The plaintiff’s expert RT opined that the defendant hospital’s RT should have stopped injecting the contrast dye into the plaintiff’s arm as soon as the plaintiff complained of pain and notified the hospital’s radiologist about the infiltration, and that the hospital RT’s failure to do so was a factor in causing the injuries suffered by the plaintiff. The defendant hospital argued: “Because some contrast medium is introduced into the surrounding tissue in the absence of negligence, expert medical evidence must be provided to demonstrate that [Nataomi’s] injuries were either caused entirely by the introduction of additional contrast medium after breaching the standard of care or that her injuries were exacerbated by the introduction of that additional contrast medium. This is a complicated medical question that is beyond the scope of a layperson’s understanding and requires qualified expert medical testimony.”

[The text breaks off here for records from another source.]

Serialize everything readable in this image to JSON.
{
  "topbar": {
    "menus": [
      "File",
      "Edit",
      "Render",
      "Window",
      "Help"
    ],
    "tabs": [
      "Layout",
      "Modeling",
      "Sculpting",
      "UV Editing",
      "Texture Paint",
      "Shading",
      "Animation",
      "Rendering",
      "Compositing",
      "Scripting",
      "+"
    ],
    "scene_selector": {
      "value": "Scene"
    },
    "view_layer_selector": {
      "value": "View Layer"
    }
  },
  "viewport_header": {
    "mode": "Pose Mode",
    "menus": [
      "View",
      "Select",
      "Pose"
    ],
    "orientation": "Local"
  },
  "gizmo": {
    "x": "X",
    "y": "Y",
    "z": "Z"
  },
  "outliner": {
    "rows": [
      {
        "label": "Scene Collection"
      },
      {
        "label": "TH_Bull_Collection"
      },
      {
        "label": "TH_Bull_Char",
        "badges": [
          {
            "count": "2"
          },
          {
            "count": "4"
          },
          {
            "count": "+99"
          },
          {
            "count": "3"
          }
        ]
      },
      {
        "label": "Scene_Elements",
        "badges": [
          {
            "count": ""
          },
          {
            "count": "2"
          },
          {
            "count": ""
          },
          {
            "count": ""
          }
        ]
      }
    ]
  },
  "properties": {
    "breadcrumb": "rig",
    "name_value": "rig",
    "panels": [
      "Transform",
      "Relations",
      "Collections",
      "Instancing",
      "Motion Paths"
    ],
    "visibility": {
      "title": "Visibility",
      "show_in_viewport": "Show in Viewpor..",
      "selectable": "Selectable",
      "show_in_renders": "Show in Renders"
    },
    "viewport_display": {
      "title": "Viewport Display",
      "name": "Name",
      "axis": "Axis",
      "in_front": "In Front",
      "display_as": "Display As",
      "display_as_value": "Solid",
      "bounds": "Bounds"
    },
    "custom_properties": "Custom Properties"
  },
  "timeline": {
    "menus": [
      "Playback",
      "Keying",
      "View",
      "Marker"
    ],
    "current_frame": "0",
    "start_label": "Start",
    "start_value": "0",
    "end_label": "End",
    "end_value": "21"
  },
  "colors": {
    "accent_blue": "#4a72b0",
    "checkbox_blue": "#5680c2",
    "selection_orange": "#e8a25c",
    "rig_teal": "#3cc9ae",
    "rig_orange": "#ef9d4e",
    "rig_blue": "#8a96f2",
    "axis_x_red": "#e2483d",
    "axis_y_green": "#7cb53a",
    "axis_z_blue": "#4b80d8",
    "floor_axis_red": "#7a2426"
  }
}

The Indiana Appellate Court held: “The Hospital cites no authority for its assertion that some contrast medium may be introduced into the surrounding tissue in the absence of negligence; in any event, as the Rileys observe, “[s]ome contrast going in the tissue is different from a significant amount of contrast going into the tissue.” Reply Br. at 9. Even Osborne herself acknowledged that “the more contrast that infiltrates under the skin, the more damage there can be[.]” … It was not Southers’s task to pinpoint the precise amount of contrast medium it would have taken to cause any injury to Nataomi; it was merely his task to state, based on his expertise, whether Osborne’s alleged breach of the standard of care was a proximate cause of the injuries that Nataomi actually suffered. The Rileys point out that Nataomi “faced a visible collection of caustic fluid just under her skin the same size as the fluid introduced by [RT] Osborne, within seconds of the injection.” Appellants’ Br. at 31. The causation issue here was not complex, and therefore we conclude that Southers was qualified to render an expert opinion and thus establish a genuine issue of material fact on that issue. Consequently, we reverse the trial court’s grant of summary judgment for the Hospital and remand for further proceedings.” (emphasis added)
Source Nataomi Riley and Frank Riley v. St. Mary’s Medical Center of Evansville, Inc., Opinion 19A-CT-844.